According to a 2020 study by investpro.com, the likelihood of selling to an existing customer is 60-70%, while the probability of selling to a new customer is 5%-20%. So if growth is a primary corporate goal, then retaining clients is key. And what better way to achieve retention and loyalty than by raising the customer service bar and upgrading customer experience?
The pandemic has inevitably forced many to rethink the way they engage with customers. With many, including CWT, moving to an omnichannel approach and leveraging new, data-driven tech to maintain customer loyalty and trust throughout lockdown. This approach, combined with successfully communicating fast and effectively to increased (and understandably anxious) customer contact volumes, is the cornerstone to doing better business as we emerge from this crisis.
So what does this mean for corporate hotel sourcing organizations looking to further reshape their support systems, to fit seamlessly around customer’s needs and expectations, as travel begins to restart? ? Three words: Keep. It. Simple.
Travel and hotel management companies need to remain several steps ahead of their client’s hotel booking strategy, more so now than ever before by:
- Ensuring a client’s hotel content is loaded and ready for them to book.
- Having other content sources available for when a client property is unavailable.
- Providing additional content contracted, loaded, and available to keep the business traveler in channel and in compliance with their company travel policy.
- Having the agility to collect and pass relevant health, weather, and other safety updates to travelers in real-time.
Today’s business travel environment is changing month-to-month, and sometimes week-to-week. These circumstances call for the ability to dynamically display content taking policy, cost, geography, and experience into consideration. Having the right technology platform in place to support, organize and display multiple channel sources consistently is critical to retaining clients with unique program needs. One size does not fit all.

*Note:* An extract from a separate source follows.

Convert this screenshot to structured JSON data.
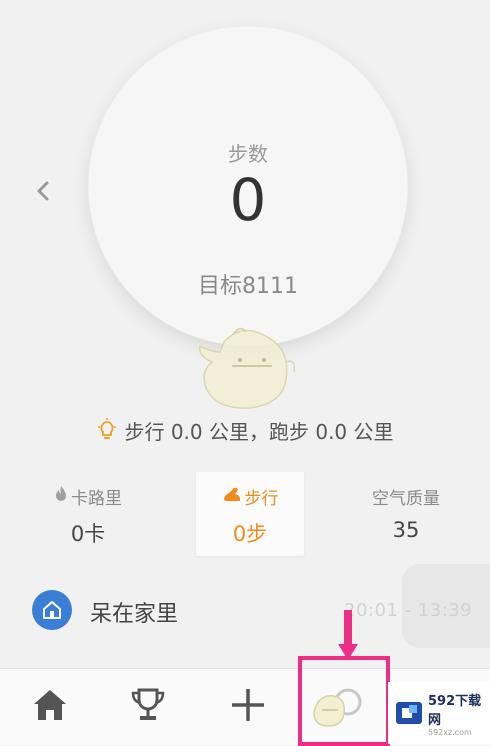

In many cases, the technology platform can only be effective when you have a truly strong process managing the content database. A strong repeatable process ensuring all hotel content and associated client preferencing is loaded, becomes foundational to any technology platform working effectively.
In the past, a TMC could rely on the business travel client to load hotel content in their online booking tool. This would support online bookings and offer some cover for any offline loading errors. If the goal is to achieve multi-channel display consistency, having one content management system is critical.
Now, machine learning can be pre-programmed to comprise multiple factors including policy considerations, experience, and cost.
Keep it simple; be ready to take the client’s hotel program in any format or frequency. Have a process that ensures loading and consistency across all relevant client booking channels.
Once we successfully load the system with client content and preferencing, are we done? Unfortunately, not. Programs change, properties change ownership, and contact information changes. Having strong systemic reporting and a process to correct any client content performing outside of the set tolerance is the final piece.
The future is here; machine learning can predict travel needs or be programmed to fit a client’s policy goals. However, best-in-class customer service only occurs when this kind of technology is accompanied by strong manual processes. Data still needs to be managed and maintained.
In a post-Covid world when adjustments may need to happen on the fly, great customer service combines expertise and industry knowledge with dynamic hotel content loading for real-time adaptability.